Now the kaum in Pakistan in Indian cinema means green everywhere and the characters in skull caps addressing one another as ‘janaab’, which is not how people in Pakistan speak. Where is the normal conversation?
But yes, to the film’s credit, civilians in Pakistan are not demonized for once, only the politicians are. And they, I am sorry to say, come across as fools and clowns. No fault of the good actors Rajit Kapur, Shishir Mishra et al. who try hard to confer some dignity to their characters.
But it is a losing battle. When it comes to the depiction of Pakistan in Hindi cinema it always is: a losing battle, I mean. In every sense. In this film the desh-bhakti jingoism goes even further: when THEY make nuclear weapons they are evil. When we do it , it we just protecting ourselves from evil.

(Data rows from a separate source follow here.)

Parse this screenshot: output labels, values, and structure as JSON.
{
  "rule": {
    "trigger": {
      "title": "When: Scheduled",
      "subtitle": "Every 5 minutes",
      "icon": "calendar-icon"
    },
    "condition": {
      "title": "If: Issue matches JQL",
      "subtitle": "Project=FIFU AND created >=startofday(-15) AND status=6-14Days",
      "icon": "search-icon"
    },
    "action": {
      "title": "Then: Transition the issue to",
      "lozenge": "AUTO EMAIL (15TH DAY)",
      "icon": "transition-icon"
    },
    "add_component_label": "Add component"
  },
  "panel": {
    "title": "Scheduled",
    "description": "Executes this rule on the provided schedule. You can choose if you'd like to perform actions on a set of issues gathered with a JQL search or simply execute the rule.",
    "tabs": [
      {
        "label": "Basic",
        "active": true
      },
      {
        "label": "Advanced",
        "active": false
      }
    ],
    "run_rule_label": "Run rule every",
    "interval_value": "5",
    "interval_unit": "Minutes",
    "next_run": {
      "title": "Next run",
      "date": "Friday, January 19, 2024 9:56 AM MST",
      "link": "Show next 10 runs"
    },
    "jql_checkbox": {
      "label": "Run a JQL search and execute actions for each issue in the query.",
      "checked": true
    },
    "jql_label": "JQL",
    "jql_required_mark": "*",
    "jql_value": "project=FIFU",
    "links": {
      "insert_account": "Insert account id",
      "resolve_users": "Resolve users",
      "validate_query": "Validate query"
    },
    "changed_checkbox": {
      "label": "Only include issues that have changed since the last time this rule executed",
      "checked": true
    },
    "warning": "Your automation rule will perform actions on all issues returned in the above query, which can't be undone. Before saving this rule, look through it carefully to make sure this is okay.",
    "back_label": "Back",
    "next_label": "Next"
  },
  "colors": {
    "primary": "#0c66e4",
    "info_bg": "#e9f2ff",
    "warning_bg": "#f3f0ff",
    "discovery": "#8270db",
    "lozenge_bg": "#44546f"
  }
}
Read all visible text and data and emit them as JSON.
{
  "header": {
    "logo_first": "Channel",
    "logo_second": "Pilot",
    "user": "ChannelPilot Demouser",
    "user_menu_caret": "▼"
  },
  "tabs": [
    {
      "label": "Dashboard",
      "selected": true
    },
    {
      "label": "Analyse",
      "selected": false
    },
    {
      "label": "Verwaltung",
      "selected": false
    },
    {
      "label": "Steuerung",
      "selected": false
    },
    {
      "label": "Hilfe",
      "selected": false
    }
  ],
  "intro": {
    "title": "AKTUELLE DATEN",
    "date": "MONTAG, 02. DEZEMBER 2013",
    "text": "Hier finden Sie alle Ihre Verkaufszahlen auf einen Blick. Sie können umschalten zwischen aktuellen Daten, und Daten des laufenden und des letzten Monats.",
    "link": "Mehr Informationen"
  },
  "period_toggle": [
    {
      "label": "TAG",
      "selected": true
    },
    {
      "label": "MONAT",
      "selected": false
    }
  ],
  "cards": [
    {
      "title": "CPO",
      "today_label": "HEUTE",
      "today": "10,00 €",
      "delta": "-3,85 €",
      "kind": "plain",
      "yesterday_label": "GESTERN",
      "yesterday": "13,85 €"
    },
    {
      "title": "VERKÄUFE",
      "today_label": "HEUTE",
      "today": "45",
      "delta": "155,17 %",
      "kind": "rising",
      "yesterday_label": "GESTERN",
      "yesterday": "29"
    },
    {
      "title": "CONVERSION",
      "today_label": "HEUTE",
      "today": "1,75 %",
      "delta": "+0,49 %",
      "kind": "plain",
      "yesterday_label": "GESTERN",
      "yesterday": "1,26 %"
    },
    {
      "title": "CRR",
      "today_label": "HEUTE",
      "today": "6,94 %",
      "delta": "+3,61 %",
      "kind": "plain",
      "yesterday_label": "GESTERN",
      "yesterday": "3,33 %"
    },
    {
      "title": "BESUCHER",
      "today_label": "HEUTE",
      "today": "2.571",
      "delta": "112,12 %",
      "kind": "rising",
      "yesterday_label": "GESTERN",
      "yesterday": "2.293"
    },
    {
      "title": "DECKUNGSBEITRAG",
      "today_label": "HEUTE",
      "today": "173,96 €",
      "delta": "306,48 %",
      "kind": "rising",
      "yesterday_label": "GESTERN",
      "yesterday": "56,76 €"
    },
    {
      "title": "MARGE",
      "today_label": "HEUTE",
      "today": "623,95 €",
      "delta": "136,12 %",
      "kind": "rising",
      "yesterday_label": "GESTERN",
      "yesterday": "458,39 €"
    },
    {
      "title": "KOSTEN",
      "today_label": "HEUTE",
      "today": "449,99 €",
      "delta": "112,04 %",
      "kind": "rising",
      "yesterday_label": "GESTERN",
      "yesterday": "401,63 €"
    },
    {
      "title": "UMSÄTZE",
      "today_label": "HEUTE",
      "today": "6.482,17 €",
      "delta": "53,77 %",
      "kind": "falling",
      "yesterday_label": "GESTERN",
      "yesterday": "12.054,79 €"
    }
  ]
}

Having to wade through the political stereotyping is not easy. Once we get through it Mission Majnu has a sweet tender love story at its core. Siddharth Malhotra masquerading as Tariq plays the wide-eyed Majnu to Rashmika Mandana sightless-eyed Nasreen. Their chemistry is filled with tender sighs and shimmering shayari. Some of the supporting cast playing Pakistani civilians is interesting . Bijitesh De’s cinematography captures the bazaar bustle with vigorous visuals.
The climax squeezes out a tear or two from the audience, although it is tackily shot. But I must say Lucknow pretending to be Lahore is as convincing as Siddharth Malhotra pretending to be Tariq Ali.
The lead pair brings a certain thehrao [stillness) to their roles. I especially liked Rashmika raving about Dharmendra and Sholay –this is the 1970s, by the way—although I am not sure how she saw Sholay.
I am also not sure I know why Rashmika is blind in the film. She just is. Just like the sky is blue Rashmika is blind. Such a pity she won’t able to watch Mission Majnu.